H. Brinton Milward is the Director of the School of Government and Public Policy at the University of Arizona. He holds the Providence Service Corporation Chair in Public Management.
He was Director of the National Institute for Civil Discourse, which is co-chaired by President George Herbert Walker Bush and President Bill Clinton. He has been president of two national associations: the Public Management Research Association and the National Association of Schools of Public Administration and Affairs. He is a Fellow of the National Academy of Public Administration and in 2010 won the Distinguished Research Award given by the National Association of Schools of Public Affairs and Administration and the American Society for Public Administration for a "coherent body of work over a career."

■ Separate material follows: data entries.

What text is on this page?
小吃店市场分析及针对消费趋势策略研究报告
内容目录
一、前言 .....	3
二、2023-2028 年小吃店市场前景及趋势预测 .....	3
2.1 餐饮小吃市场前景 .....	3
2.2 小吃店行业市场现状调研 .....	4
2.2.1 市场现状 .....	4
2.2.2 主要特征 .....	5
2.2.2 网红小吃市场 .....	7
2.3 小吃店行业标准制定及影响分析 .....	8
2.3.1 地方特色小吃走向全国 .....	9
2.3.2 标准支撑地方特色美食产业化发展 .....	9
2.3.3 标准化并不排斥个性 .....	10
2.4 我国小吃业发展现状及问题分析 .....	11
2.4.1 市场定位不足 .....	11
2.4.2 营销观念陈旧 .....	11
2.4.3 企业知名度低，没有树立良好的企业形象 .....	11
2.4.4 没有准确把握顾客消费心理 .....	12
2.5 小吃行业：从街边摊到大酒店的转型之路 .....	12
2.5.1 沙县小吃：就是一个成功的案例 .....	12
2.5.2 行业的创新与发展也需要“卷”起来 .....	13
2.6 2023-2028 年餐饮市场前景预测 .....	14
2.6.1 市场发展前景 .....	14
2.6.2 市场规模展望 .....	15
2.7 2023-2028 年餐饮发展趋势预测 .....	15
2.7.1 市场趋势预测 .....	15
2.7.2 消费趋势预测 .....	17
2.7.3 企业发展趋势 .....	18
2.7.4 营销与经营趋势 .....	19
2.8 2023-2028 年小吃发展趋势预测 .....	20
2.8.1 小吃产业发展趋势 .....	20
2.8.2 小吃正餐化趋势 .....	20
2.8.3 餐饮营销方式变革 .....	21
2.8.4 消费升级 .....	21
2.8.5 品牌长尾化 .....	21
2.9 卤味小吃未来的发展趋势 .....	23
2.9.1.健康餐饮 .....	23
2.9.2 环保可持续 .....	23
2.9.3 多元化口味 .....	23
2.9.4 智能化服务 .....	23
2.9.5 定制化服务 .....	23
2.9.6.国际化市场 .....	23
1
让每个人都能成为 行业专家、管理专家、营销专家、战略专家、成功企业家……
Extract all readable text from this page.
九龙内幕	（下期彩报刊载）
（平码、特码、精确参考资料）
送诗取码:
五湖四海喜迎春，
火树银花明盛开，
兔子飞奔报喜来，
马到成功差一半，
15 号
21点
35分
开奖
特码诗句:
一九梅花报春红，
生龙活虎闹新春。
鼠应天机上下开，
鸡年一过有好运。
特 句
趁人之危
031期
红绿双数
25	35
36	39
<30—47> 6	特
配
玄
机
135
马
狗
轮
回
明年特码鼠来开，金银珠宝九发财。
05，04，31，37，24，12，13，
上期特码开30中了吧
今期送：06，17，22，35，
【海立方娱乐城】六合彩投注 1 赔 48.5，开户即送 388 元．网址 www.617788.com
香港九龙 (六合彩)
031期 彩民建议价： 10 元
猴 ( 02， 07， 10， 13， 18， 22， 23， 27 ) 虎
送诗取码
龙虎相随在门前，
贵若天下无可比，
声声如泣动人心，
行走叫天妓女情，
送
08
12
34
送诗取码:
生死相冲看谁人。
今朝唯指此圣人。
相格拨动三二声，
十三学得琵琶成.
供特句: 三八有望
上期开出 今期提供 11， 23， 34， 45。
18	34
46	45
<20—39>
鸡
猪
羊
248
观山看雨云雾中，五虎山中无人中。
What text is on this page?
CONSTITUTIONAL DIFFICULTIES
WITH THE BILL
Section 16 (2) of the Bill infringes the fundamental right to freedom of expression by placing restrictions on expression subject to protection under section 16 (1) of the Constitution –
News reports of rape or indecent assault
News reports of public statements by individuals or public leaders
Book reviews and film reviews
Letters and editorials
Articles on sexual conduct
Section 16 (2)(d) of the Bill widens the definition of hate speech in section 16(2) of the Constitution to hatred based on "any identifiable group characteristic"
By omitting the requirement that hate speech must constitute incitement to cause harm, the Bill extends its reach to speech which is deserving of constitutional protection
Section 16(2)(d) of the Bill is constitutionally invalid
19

Dr. Milward's research interests revolve around networks and collaboration. The focus of his work has been on understanding how to efficiently and effectively manage networks of organizations that jointly produce public services like health and human services. He has conducted studies of what happens when governments privatize public services, which he terms "governing the hollow state." In addition, since 9/11 he has studied illegal and covert networks that pursue grievances or greed. His articles on "Dark Networks," have been widely cited for their application of network analysis and management theory to terrorist networks, human trafficking, drug smuggling, and other illegal activities. His particular foci have been the governance of dark networks, their trajectories, and accounting for their relative degrees of effectiveness and resilience.
Milward received his B.A. from University of Kentucky and his Ph.D. from Ohio State University.